Minha conta
    Lucy
    Críticas AdoroCinema
    4,0
    Muito bom
    Lucy

    A mulher total

    por Bruno Carmelo

    Nos últimos anos, o diretor e produtor francês Luc Besson tem se especializado em produções hollywoodianas de orçamento limitado, e ambições ainda mais limitadas. Com a franquia Busca Implacável, ele reproduziu pela enésima vez a trama do pai que deve resgatar a pobre filha sequestrada. Em Além da Liberdade, fez mais uma história melodramática de superação em um país pobre. Em A Família, seguiu à risca os códigos dos filmes de máfia. Diante de tamanha falta de vigor na direção, as perspectivas para Lucy não eram nada boas.
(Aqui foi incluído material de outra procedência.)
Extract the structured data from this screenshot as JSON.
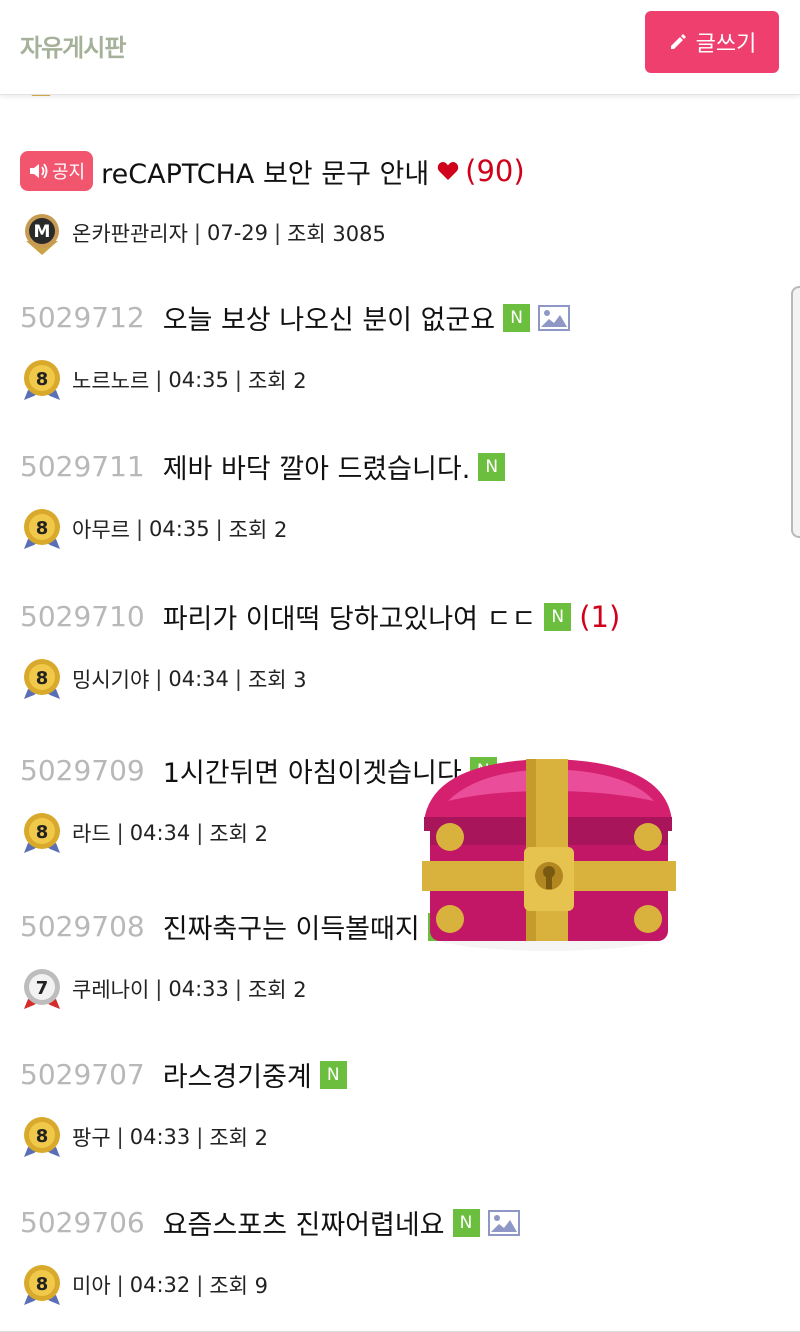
{
  "header": {
    "board_title": "자유게시판",
    "write_button": "글쓰기"
  },
  "notice": {
    "tag": "공지",
    "title": "reCAPTCHA 보안 문구 안내",
    "comment_count": "(90)",
    "author": "온카판관리자",
    "date": "07-29",
    "views": "조회 3085"
  },
  "posts": [
    {
      "no": "5029712",
      "title": "오늘 보상 나오신 분이 없군요",
      "new": "N",
      "author": "노르노르",
      "time": "04:35",
      "views": "조회 2",
      "level": "8"
    },
    {
      "no": "5029711",
      "title": "제바 바닥 깔아 드렸습니다.",
      "new": "N",
      "author": "아무르",
      "time": "04:35",
      "views": "조회 2",
      "level": "8"
    },
    {
      "no": "5029710",
      "title": "파리가 이대떡 당하고있나여 ㄷㄷ",
      "new": "N",
      "comments": "(1)",
      "author": "밍시기야",
      "time": "04:34",
      "views": "조회 3",
      "level": "8"
    },
    {
      "no": "5029709",
      "title": "1시간뒤면 아침이겟습니다",
      "new": "N",
      "author": "라드",
      "time": "04:34",
      "views": "조회 2",
      "level": "8"
    },
    {
      "no": "5029708",
      "title": "진짜축구는 이득볼때지",
      "new": "N",
      "author": "쿠레나이",
      "time": "04:33",
      "views": "조회 2",
      "level": "7"
    },
    {
      "no": "5029707",
      "title": "라스경기중계",
      "new": "N",
      "author": "팡구",
      "time": "04:33",
      "views": "조회 2",
      "level": "8"
    },
    {
      "no": "5029706",
      "title": "요즘스포츠 진짜어렵네요",
      "new": "N",
      "author": "미아",
      "time": "04:32",
      "views": "조회 9",
      "level": "8"
    }
  ],
  "colors": {
    "accent": "#ee3f6e",
    "new_badge": "#6cbf3e",
    "comment_count": "#d0021b",
    "board_title": "#a6b19a",
    "notice_tag": "#f2566f"
  }
}
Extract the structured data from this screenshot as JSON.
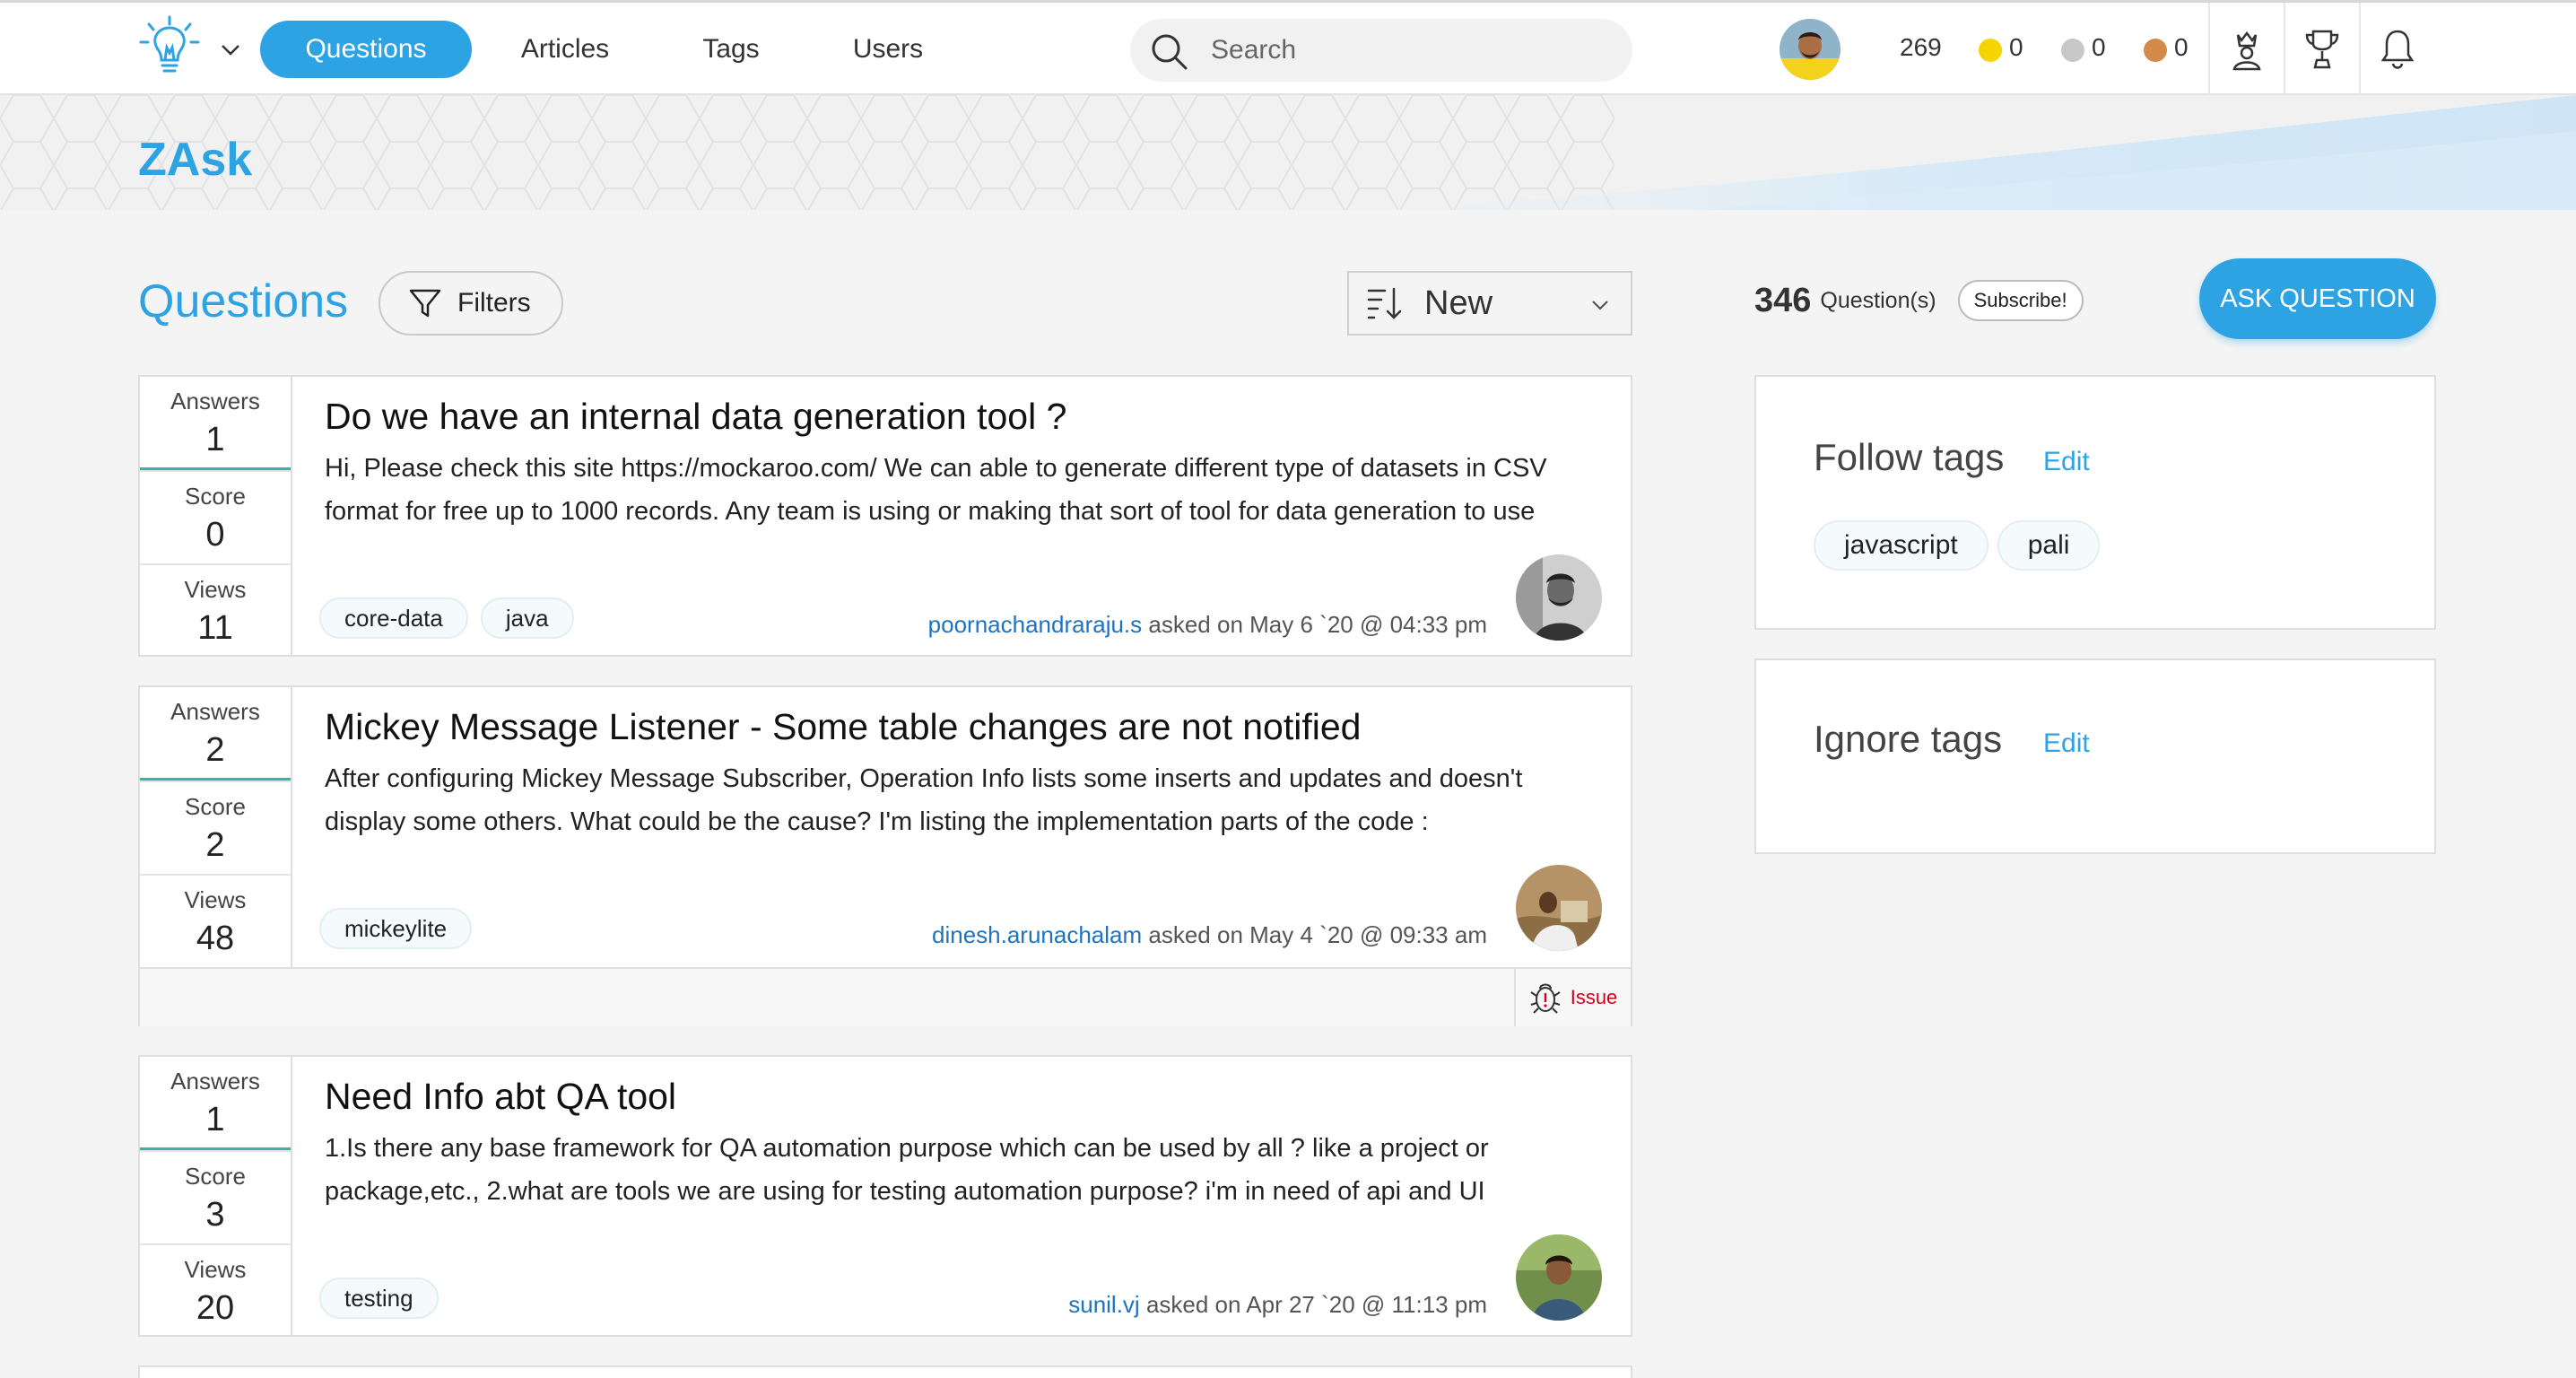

Aí vem a surpresa: este é um filme empolgante com reais ambições, tanto artísticas quanto comerciais. Ou seja, algo que Besson não fazia desde 1997, com O Quinto Elemento.

    O que existe de tão fascinante em Lucy é o fato de conseguir combinar a mitologia dos filmes de ação com aquela das histórias em quadrinhos. A protagonista (Scarlett Johansson) é uma super-heroína, mas ao invés de ter poderes seletivos – como a invisibilidade ou a capacidade de voar, por exemplo – ela tem todos os poderes possíveis. Graças a um acidente envolvendo uma droga sintética, Lucy passa a desenvolver o seu cérebro, e logo pode controlar tudo e todos ao redor. (Ou seja, as drogas podem ter efeitos muito positivos, crianças, mas não tentem isso em casa). A perspectiva de um personagem capaz de tudo pode ser completamente absurda em termos de roteiro, mas poderosa em termos de imagem.

    Lucy não vive em um mundo paralelo, do futuro, ela não é particularmente inteligente ou bem intencionada. A jovem é escolhida acidentalmente por um grupo de mafiosos, nos dias de hoje, e parte em busca de uma vingança por motivos puramente pessoais: a personagem não quer livrar o mundo do tráfico de drogas, ou dos homens malvados, apenas fazer um experimento extremo em si mesma, o que a leva a procurar e roubar a tal droga sintética de diversas pessoas. Lucy é uma dessas mulheres vingadoras e fortes, uma heroína sem caráter, como era a fascinante Viúva de Kill Bill, por exemplo. Ela é uma das únicas personagens femininas em toda a trama, superando todos os homens em inteligência e competência.

    O que se segue é uma sucessão absurda e inventiva de momentos de ação. Todo mundo já viu tiros e perseguições antes, mas essa história faz uma representação inédita da ação: ao invés de atirar nos bandidos, Lucy desarma-os com o poder do pensamento; ao invés de superá-los com socos, ela gruda os malvados no teto (!) com um pequeno gesto das mãos; ao invés de colidir com carros e gerar explosões, ela faz com que eles capotem sozinhos no meio da rua. O roteiro manda às favas o naturalismo e explora com uma alegria sincera o potencial deste grande videogame. A narrativa é veloz e enxuta, investindo na trajetória de progressão – o percentual de desenvolvimento cerebral da protagonista aparece na tela, cada vez maior. O que vai acontecer quando Lucy chegar a 100% do seu cérebro?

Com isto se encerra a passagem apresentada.